CSci 8701: Final Examination (Take Home)

Guidelines

The objective of this problem is to give you a flavor of how to read, analyze, and report on a paper from a research view point. Hence, the manner in which you write your report is almost as important as what you write in it. Some hints follow:

Problem

Consider the paper from the textbook: Fast Algorithms for Mining Association Rules. R. Agrawal et al.

Answer the following questions to demosstrate that you have understood the material presented in this paper:

  1. Consider the following sets of items and transactions:
    Items Transactions (i.e. Subsets of Items)
    I0: Required CS Courses T0: Courses on CS major Student transcript
    I1: CS Courses T1: Courses on a Student transcript
    I2: CS Students T2: Students in a Course
    1. What is the typical size of transactions in T1. Provide an example of an association rules using I1 and T1. Explain the meaning of association rules using I1 and T1.
    2. What is the typical size of transactions in T2. Provide an example of an association rules using I1 and T2. Explain the meaning of association rules using I2 and T2.
  2. Compare and contrast the following pairs:
    1. association vs. statistical correlation
    2. confidence vs. support
    3. apriori algorithm vs. apriori Tid algorithm
  3. Consider a brute algorithm to find association rules. Given N items, it first generates all posible subsets of items. Set of transactions are next scanned to compute support for all subsets. Subsets with support below the given threshold are discarded to produce the final set of association rules.
    Compare the computational complexity of this algorithm with that of aprioi algorithm for finding association rules. When will you use brute force algorithm over apriori algorithm? Specifically comment on the three examples of pairs (I0, T0), (I1., T1) and (I2, T2) for pairs of items and transactions.

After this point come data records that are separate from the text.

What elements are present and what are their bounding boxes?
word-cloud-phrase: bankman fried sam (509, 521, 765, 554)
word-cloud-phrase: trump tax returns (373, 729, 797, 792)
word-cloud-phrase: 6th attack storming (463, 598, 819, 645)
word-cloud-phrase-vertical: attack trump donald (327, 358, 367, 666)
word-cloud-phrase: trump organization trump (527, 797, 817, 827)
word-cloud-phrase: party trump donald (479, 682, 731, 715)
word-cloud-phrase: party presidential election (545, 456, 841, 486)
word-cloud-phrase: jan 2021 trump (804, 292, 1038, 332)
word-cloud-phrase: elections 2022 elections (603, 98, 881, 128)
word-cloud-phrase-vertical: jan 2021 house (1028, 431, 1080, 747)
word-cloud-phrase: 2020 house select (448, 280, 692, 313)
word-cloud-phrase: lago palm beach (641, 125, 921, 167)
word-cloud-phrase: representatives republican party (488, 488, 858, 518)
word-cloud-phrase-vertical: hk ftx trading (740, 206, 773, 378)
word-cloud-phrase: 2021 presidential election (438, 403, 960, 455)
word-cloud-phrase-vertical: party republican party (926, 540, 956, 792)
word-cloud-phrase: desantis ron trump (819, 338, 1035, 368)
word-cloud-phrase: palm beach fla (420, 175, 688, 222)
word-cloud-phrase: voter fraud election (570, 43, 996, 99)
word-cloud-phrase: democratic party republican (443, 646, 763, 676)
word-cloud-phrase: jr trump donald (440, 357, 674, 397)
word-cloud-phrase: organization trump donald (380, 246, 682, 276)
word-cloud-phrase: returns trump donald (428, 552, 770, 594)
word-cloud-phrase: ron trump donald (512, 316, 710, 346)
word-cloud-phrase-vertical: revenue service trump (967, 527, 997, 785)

Answer the following questions to demostrate that you can analyze the paper towards carrying out research:

  1. What research contributions does this paper make?
  2. What assumptions have been made in this paper? Criticize each assumption with respect to its realism.
  3. Select an assumption you've identified and explain how it affects the proposed model and approach.
  4. Modify the selected assumption to make it more realistic (or you could do away with it entirely!).